The default configuration is:
configs/project_config.yaml
When using the Streamlit interface, GitHelp also generates a project-specific config:
data/projects/<project_name>/project_config.yaml
Example for MMORE:
project_name: mmore
package_name: mmore
repo_path: /absolute/path/to/mmore
docs_path: /absolute/path/to/mmore/docs/source
code_path: /absolute/path/to/mmore/src/mmore
include_yaml_configs: true
yaml_config_paths:
- /absolute/path/to/mmore/examples
- /absolute/path/to/mmore/production-config
include_repo_structure: true
repo_structure_max_depth: 4
Main fields¶
Field |
Meaning |
|---|---|
|
Project name stored in metadata and used for project folders. |
|
Python package prefix used to build full module names. |
|
Root folder of the target repository. |
|
Folder containing Markdown or reStructuredText docs. |
|
Python source folder used for docstring extraction. |
|
Whether to include YAML files in the corpus. |
|
Folders scanned for |
|
Whether to add a synthetic repository tree document. |
|
Maximum depth of the generated repository tree. |
Generated project configs also contain include_extensions and
exclude_patterns. These values are parsed and retained for future filtering,
but the current corpus builder selects sources through the configured paths,
source-specific extensions, and loader-level exclusions instead.
indexing_config.yaml¶
This file contains prototype corpus/retrieval settings and the defaults used by
scripts/build_index.py.
include_markdown: true
include_code_docstrings: true
include_signatures: true
include_code_snippets: false
chunk_size: 1200
chunk_overlap: 150
top_k: 5
retrieval_backend: simple
collection_name: mmore_docs
mmore_index_config_path: configs/mmore_index_config.yaml
The current index command reads collection_name and
mmore_index_config_path. Fields describing source inclusion, chunking,
top_k, and retrieval_backend are currently reserved configuration: the
corpus builder and Streamlit sidebar do not consume them. Corpus construction
instead relies on Markdown sections and extracted code documentation records.
mmore_index_config.yaml¶
This file is passed to MMORE when building the index.
indexer:
dense_model:
model_name: sentence-transformers/all-MiniLM-L6-v2
is_multimodal: false
sparse_model:
model_name: splade
is_multimodal: false
db:
uri: ./data/indexes/mmore/githelp.db
name: my_db
collection_name: mmore_docs
documents_path: data/processed/mmore_corpus.jsonl
mmore_retriever_config.yaml¶
This file configures MMORE retrieval.
db:
uri: ./data/indexes/mmore/githelp.db
name: my_db
hybrid_search_weight: 0.5
k: 5
collection_name: mmore_docs
use_web: false
reranker_model_name: null
Both MMORE config files currently point to one local Milvus Lite database and
the shared mmore_docs collection.
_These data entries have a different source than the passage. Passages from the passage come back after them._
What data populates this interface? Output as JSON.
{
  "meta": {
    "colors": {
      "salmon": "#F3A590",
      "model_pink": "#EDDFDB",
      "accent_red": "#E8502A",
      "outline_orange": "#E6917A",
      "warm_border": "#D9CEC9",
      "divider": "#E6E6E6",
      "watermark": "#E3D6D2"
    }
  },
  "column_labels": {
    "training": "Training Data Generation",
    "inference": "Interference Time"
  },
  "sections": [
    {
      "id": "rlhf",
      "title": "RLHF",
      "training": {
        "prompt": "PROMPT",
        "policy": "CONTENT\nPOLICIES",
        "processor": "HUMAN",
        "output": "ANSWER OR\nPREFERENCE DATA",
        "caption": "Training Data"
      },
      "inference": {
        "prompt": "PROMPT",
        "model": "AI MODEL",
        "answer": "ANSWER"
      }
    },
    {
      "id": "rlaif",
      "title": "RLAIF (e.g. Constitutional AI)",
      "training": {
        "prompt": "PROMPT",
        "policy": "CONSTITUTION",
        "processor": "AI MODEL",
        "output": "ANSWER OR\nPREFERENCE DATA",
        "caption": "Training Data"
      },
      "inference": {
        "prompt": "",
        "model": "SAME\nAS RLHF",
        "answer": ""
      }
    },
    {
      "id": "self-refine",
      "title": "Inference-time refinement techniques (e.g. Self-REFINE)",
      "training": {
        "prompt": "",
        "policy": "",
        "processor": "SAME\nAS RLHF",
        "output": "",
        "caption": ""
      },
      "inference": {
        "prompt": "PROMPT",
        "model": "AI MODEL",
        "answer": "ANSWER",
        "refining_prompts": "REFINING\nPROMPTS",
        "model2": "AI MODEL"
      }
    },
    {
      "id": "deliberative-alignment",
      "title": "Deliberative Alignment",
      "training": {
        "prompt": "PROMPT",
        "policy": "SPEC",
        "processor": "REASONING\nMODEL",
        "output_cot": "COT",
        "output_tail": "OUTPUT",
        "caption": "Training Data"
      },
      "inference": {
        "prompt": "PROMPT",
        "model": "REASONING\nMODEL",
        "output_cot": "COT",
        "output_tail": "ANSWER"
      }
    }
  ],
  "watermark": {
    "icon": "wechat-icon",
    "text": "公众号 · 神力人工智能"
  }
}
Project-specific corpora and exports are
isolated under data/projects/, but native MMORE indexes are not yet isolated
per project.
data/app_state.json¶
The Streamlit app persists the latest local UI state in:
data/app_state.json
It can contain:
{
"project_name": "mmore",
"project_path": "/path/to/mmore",
"corpus_path": "/path/to/githelp/data/projects/mmore/corpus.jsonl",
"project_config_path": "/path/to/githelp/data/projects/mmore/project_config.yaml",
"mmore_corpus_path": "/path/to/githelp/data/projects/mmore/mmore_corpus.jsonl",
"collection_name": "mmore_docs",
"indexing_mode": "mmore",
"backend": "simple",
"top_k": 5,
"use_llm": true,
"show_sources": true,
"show_full_sources": false,
"show_debug": false
}
This file is machine-specific and should normally be ignored by Git.